Abstract
Vision enables humans to communicate richly and flexibly. For example, pointing to the same object can represent go there or avoid that —opposite propositions— depending on the context. We construct a computational cognitive model that emulates the generative process of sending and receiving ambiguous signals.
We argue that visually grounded physical-social commonsense is the key to resolving ambiguity in communication. Physical commonsense constrains the scope of actions due to the costs of interacting in an environment. Social commonsense treats observed behaviors as rational actions that maximize expected utility, given an agent’s mind (e.g. beliefs, desires, and intentions). We augment the Theory-of-Mind (ToM) framework by treating signaling as a rational action. The signal’s meaning is then defined as the contents of the mind rationally generating that signal, and inferred using Bayesian inference.
In the context of multi-agent cooperation, the mind to interpret is a joint “we” mind, imagined separately by each agent. This “Imagined We” is constrained by the cooperative logic of being jointly committed to realizing a goal.
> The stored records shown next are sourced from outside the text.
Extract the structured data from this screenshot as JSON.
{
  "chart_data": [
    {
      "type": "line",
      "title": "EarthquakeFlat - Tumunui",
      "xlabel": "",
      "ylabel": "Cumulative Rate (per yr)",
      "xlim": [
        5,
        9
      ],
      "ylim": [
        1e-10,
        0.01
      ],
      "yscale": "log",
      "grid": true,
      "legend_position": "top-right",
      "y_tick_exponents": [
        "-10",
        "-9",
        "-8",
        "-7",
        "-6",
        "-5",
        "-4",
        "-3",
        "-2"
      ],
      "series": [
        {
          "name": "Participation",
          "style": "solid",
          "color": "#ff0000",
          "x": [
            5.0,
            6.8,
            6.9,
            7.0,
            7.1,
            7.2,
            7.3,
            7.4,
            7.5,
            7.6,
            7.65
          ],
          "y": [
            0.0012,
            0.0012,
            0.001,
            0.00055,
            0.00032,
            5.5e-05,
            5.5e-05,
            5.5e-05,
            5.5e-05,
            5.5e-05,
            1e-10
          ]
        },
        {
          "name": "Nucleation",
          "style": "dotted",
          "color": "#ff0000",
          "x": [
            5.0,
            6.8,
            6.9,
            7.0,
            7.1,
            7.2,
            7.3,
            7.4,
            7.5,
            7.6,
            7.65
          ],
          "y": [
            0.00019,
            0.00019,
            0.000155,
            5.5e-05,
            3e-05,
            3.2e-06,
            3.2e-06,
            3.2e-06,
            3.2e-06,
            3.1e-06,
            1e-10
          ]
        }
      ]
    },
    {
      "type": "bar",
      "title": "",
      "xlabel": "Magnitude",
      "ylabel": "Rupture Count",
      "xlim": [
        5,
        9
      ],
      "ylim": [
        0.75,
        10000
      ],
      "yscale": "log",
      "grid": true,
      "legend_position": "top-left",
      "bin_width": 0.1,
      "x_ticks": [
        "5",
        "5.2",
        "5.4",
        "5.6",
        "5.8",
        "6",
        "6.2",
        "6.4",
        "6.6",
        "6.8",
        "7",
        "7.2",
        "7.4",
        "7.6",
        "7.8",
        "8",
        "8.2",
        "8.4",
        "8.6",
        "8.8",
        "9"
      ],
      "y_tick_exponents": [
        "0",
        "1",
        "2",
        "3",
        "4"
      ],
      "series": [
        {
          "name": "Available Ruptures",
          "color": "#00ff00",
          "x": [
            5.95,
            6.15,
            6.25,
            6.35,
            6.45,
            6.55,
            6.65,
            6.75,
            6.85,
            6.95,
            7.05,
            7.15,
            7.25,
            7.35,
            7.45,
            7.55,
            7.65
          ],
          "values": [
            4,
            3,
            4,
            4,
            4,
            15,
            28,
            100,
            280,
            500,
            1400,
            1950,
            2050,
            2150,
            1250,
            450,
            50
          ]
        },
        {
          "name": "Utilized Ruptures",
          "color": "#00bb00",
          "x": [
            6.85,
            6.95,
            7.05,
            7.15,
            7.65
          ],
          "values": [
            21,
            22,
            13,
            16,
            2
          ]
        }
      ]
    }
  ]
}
Resolving overloaded signaling becomes possible because of constraints from (a) cooperative logic, (b) utility maximization, and (c) rational ToM Bayesian inference.
Our model captures nuanced effects from two scenarios proposed in previous works where humans cooperate under overloaded signaling conditions. (1) When agents ask for help in the presence of multiple objects, even toddlers can disambiguate the referent of the request. (2) When agents communicate exclusively through tokens in an environment, humans flexibly capture changes in token meaning as “go to” and “avoid” from context. Our model accurately reproduces both, observed distributions of signaling and signal interpretation, with a single free parameter – degree of rationality. As a general framework enabling agents to communicate flexibly and act efficiently under ambiguity, Imagined We generates many novel predictions that can be empirically tested.